Coming from a town as far north as Alor Setar, the main transportation then and still is now is via bus to the city, Kuala Lumpur. I suppose the more effluent among the community would drop the idea of using the express bus services. The use of bus services escalated when the grand highways were built. I have used the bus service many times till one fateful day about 4 years ago. I was to attend a Paediatric Surgery Conference in Singapore and my boss who paid for the pre-congress workshop was unable to make it for that workshop. So he offered his place to me and I gladly took the offer as it was a hands-on workshop on the role and use of FAST( Focused Abdominal Sonogram in Trauma). So I bought a midnight bus leaving to Singapore. It was no ordinary bus and was on of those luxury comfort buses. The bus was full. I was seated right at the back. It was comfortable and all of us were fast asleep. Bang! Screeeeeeech!

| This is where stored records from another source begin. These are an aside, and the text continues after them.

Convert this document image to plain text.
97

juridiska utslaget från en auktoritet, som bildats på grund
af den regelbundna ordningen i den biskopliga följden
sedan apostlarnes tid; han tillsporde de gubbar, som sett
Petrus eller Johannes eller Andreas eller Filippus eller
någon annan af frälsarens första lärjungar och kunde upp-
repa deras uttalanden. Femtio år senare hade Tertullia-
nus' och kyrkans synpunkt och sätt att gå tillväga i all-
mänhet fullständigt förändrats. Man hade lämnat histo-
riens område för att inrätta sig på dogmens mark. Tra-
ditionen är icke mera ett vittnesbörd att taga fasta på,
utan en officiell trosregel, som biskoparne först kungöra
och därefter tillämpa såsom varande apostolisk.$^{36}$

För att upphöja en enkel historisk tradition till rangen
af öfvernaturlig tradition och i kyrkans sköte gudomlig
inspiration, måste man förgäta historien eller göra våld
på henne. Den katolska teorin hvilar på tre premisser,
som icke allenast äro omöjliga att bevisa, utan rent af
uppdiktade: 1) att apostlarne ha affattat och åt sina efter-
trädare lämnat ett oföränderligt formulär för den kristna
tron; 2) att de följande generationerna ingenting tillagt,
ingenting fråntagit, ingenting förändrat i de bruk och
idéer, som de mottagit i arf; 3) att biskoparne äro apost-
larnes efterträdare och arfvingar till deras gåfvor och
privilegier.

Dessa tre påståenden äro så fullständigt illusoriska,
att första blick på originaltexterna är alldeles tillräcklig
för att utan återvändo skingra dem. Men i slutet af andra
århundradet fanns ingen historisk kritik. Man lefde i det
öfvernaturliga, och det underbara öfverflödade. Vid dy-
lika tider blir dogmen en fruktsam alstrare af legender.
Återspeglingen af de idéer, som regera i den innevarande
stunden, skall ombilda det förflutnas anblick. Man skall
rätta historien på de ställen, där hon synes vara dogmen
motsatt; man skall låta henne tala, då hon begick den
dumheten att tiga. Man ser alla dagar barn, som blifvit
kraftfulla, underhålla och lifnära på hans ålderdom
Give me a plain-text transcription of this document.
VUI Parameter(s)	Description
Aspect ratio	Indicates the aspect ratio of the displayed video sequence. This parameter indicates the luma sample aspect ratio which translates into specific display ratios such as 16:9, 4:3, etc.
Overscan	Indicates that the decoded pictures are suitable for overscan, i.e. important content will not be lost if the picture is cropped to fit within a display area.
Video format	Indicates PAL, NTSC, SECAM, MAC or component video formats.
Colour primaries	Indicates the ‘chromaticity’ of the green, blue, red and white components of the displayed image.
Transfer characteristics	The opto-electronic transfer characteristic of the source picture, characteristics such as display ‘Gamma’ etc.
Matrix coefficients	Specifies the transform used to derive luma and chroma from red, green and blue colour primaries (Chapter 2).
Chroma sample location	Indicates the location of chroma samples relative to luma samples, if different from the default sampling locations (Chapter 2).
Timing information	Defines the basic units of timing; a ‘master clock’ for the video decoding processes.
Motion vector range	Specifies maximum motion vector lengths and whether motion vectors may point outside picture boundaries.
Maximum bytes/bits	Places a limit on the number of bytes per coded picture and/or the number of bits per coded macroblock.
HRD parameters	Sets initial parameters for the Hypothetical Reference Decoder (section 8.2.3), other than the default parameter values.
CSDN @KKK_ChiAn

I felt my limp body jolting towards the seat in front and my face slammed across the handle bar on the seat in front. Thank god my specs were in my shirt as I always do so when I sleep. The next thing, I felt a soreness over the eyebrow and my nose. It felt wet but there was no blood! Bruised! Damn! Then all of a sudden a child screams and her mother screams together. That woke me up to reality as I was still questioning my senses. It was all dark. There were no street lights or highway lights! I looked in front and two things caught my eyes immediately. There was huge hole in front of the bus – half of the bus across the driver side was missing upto the 2nd row of seats. The other was the screaming lady with her child was rushing to the back in panic. I had to think – and think fast! Everybody else was still in shock and slumped back to their seats in a daze! I quickly pushed open the air-vent on the roof so as to allow some light to come in and air to flow. Another passenger followed me for the vents in front. I confronted the screaming lady and got her to go back to her seat. Then I searched for the emergency exit. Goodness despite after having travelled by bus many times, I took a long time before I realised that the exit was easily 6 feet above road and thus one needed to jump off the exit. Well we managed to evacuate all the passengers. The worst case was of a young chinese lady who was thrown off her sit and landed at the front beside the driver just inches from the large crater formed on the bus. The bus driver was in tears supporting this lady saying sorry. I questioned him further and he said he dozed off and that there was no co-driver. Bloody hell! No co-driver but have a waitress for what? No special services rendered either! Anyway, the first thing the young lady said was she could not move her legs. I pinched her leg and her negative response told me immediately that she had suffered a spinal cord injury. We managed to get her out of the bus lying flat on her back. I remember vividly telling the other helpers to keep her flat. As I exited the bus and went around looking for her, I find her propped up and the police had already stopped a vehicle to get her to the hospital. As I was talking to her, she was lifted off and placed in the car with no regards to her spine. I was furious as I also told them to wait for the ambulance but it fell on deaf ears. The ambulance came very much later when almost nobody was there anymore.
Now that was 2003. This is 2008 and yet we still have the same thing occuring every year only this time it happened in succession and involved deaths. Why do we, Malaysia and Malaysian always wait till something happens to then only pick the problem and rectify it.
Only now they decide to go after the owners of the bus company who try to rake in huge profits by not having a co-driver for a long distance drive. Then they don’t bother to have their vehicles inspected. They don’t bother to screen the drivers they hire. I wonder whether any life time compensation was handed to the young chinese lady. There is still no safety belts for buses. So has bus rides ever got any safer?